By studying how antibodies work inside brain cells to reduce levels of amyloid peptides linked to Alzheimer's disease, researchers at Weill Cornell Medical College (WCMC) are moving closer to understanding how immune-based therapies may eventually treat the devastating disease.

"This internalization and activity of the antibody within the cell was a big surprise and something we really haven't appreciated in neurological medicine," said Gunnar Gouras, associate professor of neurology and neuroscience at WCMC. "It gives us new hope for the use of immunotherapy against Alzheimer's, while casting new light on other disease processes."

Gouras' research is the "paper of the week" in an upcoming issue of the Journal of Biological Chemistry. It was also published in the journal's May 1 online edition.

There are currently no effective treatments for Alzheimer's disease, which affects over 5 million Americans, according to the Alzheimer's Association. The total could climb to 16 million by 2050.

For years, researchers have considered the prospect of an immune-based therapy among the most promising solutions. Clinical trials have been moderately successful, but treatments have been linked to serious complications.

"Still, the dream has remained very much alive -- especially since we know that antibodies to the beta-amyloid plaques [concentrations of amyloid peptides] can cross the blood-brain barrier, gaining access to the brain," Gouras said. He remains one of the leading authorities on beta-amyloid plaques because of earlier work on its deposition and accumulation between neurons.

"Immunotherapy studies taught us that antibodies can reduce amyloid plaques, which are a hallmark of the disease," he said. "The next logical question was, how?"

Gouras and colleagues used transgenic mice bred to approximate the progress of human Alzheimer's disease. In this study, they exposed amyloid-filled neurons from these mice to antibodies similar to those used in clinical trials. They then examined changes in these cells using high-tech microscopy.

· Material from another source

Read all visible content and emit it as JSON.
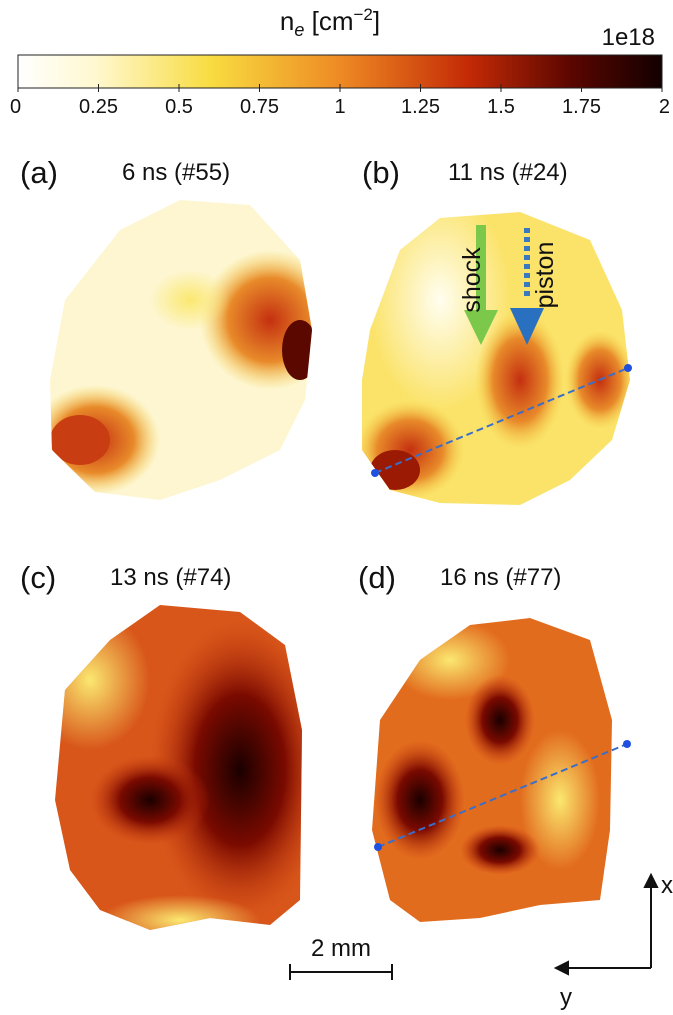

"What we found astounded us," Gouras said. "Instead of working outside the cell, we discovered that these antibodies to beta amyloid bind with a specific part of amyloid precursor protein -- a precursor molecule to beta amyloid -- as it lies on the outside of the affected cell. This complex then gets internalized within the cell, where it works to decrease levels of amyloid peptides, the building block of plaques found outside and between cells."

In fact, the antibodies cut down on intracellular amyloid accumulation by about one-third, the researchers found.

The mechanism is still unclear. But researchers have ruled out some possibilities.

"We found no evidence that the antibody somehow inhibits the activity of either of the two cellular enzymes, secretases, that we know help produce beta amyloid," said author Davide Tampellini, a researcher in the Weill Cornell Laboratory of Alzheimer's Disease Neurobiology. "In fact, if anything the presence of the antibody appears to boost secretase activity."

The antibody may affect key trafficking mechanisms within the cell, increasing the degradation of existing beta amyloid before it makes its way to the surface.

"Most of the data we have supports this degradation model rather than an inhibition of beta-amyloid production," Gouras said. "More research is needed to clear up that mystery, however."

While the study shows that immune-based therapy does work to rid brain cells of amyloid, Gouras warned that a cure is still a long way off.

"New roadblocks may arise," he said. "But as we better understand how immunotherapy is working, we can better meet those roadblocks head-on."

And the discovery that antibodies work both inside and outside cells could have implications for other studies, especially of autoimmune disorders where the immune system mistakenly attacks it own tissues.

"Biologists have long understood that antibodies can affect intracellular processes, but it's been woefully underappreciated in medicine," Gouras said. "Hopefully this will help to change that."

The study's co-authors are Claudia G. Almeida, Jordi Magrane, Reisuke H. Takahashi, Feng Li and Michael T. Lin, all of WCMC. It was funded by the Dana Foundation, the Alzheimer's Association, the American Health Assistance Foundation, the U.S. National Institutes of Health and the Fundacao para a Ciencia e a Tecnologia, Portugal.

Ernie Mundell is a freelance writer in New York.